On Tuesday, CBS Sports’ Dennis Dodd reported that a initiative led by San Diego State to create a new Power Five conference out of the remains of the Pac-12 (Stanford, Cal, Oregon State and Washington State), as well as select schools from both the Mountain West Conference and the American Athletic Conference has failed.

Per Dodd, the attempt to create a new power conference was upended when MW presidents decided Monday night to show unity in the face of a drastically altered college football landscape, a move that now opens the door for the conference to potentially added Oregon State and Washington State, while Stanford and Cal flirt with the ACC.

It didn’t take long for SDSU to respond to the report, through a statement made by athletic director JD Wicker on social media.

Wicker denied the reported SDSU-spearheaded initiative on social media, writing: “FAKE NEWS! Disappointed in the number of absolute fake articles that get written these days! The first two paragraphs of this article contain numerous false or misleading statements. SDSU has been actively involved in conference realignment discussions before and after the latest round of Pac-12 defections.

“However, SDSU has not sought to create a new conference or seek A5 (Autonomy Five) status for a new conference. SDSU has had no communication with the American Athletic Conference, nor any of its member institutions. SDSU continues to be an active participant with the Mountain (West) Conference as the conference assesses the best path forward during this turbulent time in our industry.”

Whether or not SDSU did indeed attempt to create a new Power Five conference in the wake of the Pac-12’s demise, a source told Dodd that the idea holds some merit, as the current four-team Pac-12 is in danger of losing autonomy status following the moves of Oregon and Washington to the Big Ten and Arizona, Arizona State, Colorado and Utah to the Big 12.

“Does it make sense to take the best of the American, remaining Pac and best of the Mountain West and create a new conference that (would) potentially fight for A5 designation? In general, I think it does,” the source said. “I just am not sure what value that would bring from a network standpoint.
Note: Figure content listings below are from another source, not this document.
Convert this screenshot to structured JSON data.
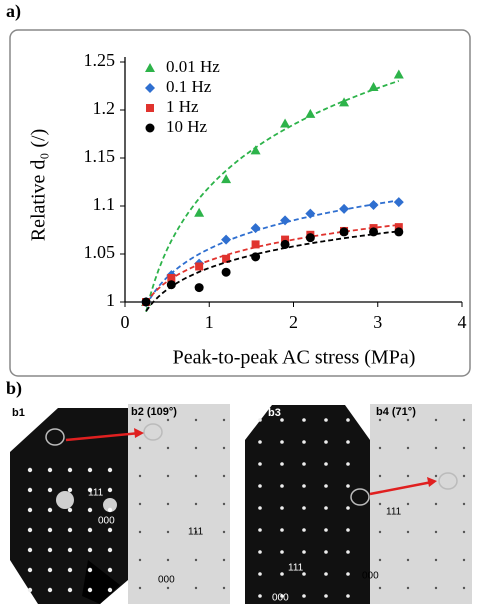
{
  "chart_data": {
    "type": "scatter",
    "panel_label": "a)",
    "x_label": "Peak-to-peak AC stress (MPa)",
    "y_label": "Relative d₀ (/)",
    "xlim": [
      0,
      4
    ],
    "xticks": [
      0,
      1,
      2,
      3,
      4
    ],
    "ylim": [
      1,
      1.25
    ],
    "yticks": [
      1,
      1.05,
      1.1,
      1.15,
      1.2,
      1.25
    ],
    "legend": "upper left",
    "fit_lines": "dashed",
    "series": [
      {
        "name": "0.01 Hz",
        "color": "#2db34a",
        "marker": "triangle",
        "x": [
          0.25,
          0.88,
          1.2,
          1.55,
          1.9,
          2.2,
          2.6,
          2.95,
          3.25
        ],
        "values": [
          1.0,
          1.093,
          1.128,
          1.158,
          1.186,
          1.196,
          1.208,
          1.224,
          1.237
        ]
      },
      {
        "name": "0.1 Hz",
        "color": "#2f6fd0",
        "marker": "diamond",
        "x": [
          0.25,
          0.55,
          0.88,
          1.2,
          1.55,
          1.9,
          2.2,
          2.6,
          2.95,
          3.25
        ],
        "values": [
          1.0,
          1.028,
          1.04,
          1.065,
          1.077,
          1.085,
          1.092,
          1.097,
          1.101,
          1.104
        ]
      },
      {
        "name": "1 Hz",
        "color": "#e0332e",
        "marker": "square",
        "x": [
          0.25,
          0.55,
          0.88,
          1.2,
          1.55,
          1.9,
          2.2,
          2.6,
          2.95,
          3.25
        ],
        "values": [
          1.0,
          1.025,
          1.037,
          1.045,
          1.06,
          1.065,
          1.07,
          1.074,
          1.077,
          1.078
        ]
      },
      {
        "name": "10 Hz",
        "color": "#000000",
        "marker": "circle",
        "x": [
          0.25,
          0.55,
          0.88,
          1.2,
          1.55,
          1.9,
          2.2,
          2.6,
          2.95,
          3.25
        ],
        "values": [
          1.0,
          1.018,
          1.015,
          1.031,
          1.047,
          1.06,
          1.067,
          1.073,
          1.073,
          1.073
        ]
      }
    ]
  },
  "panel_b": {
    "label": "b)",
    "images": [
      {
        "label": "b1",
        "indices": [
          "111",
          "000"
        ]
      },
      {
        "label": "b2 (109°)",
        "indices": [
          "111",
          "000"
        ]
      },
      {
        "label": "b3",
        "indices": [
          "111",
          "000"
        ]
      },
      {
        "label": "b4 (71°)",
        "indices": [
          "111",
          "000"
        ]
      }
    ]
  }
}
ESPN and Fox … have already spent their money.”

Dodd noted, however, that there was and remains a significant issue with creating a new conference that includes only some Mountain West schools.

Namely exit fees.

Currently, any school that were to leave the MW in time for the 2024 season, when eight Pac-12 programs depart, would have to pay $34 million to the conference. Those fees would only be waived in the event the MW ceased to exit as a conference, which would require nine of the 12 schools to leave.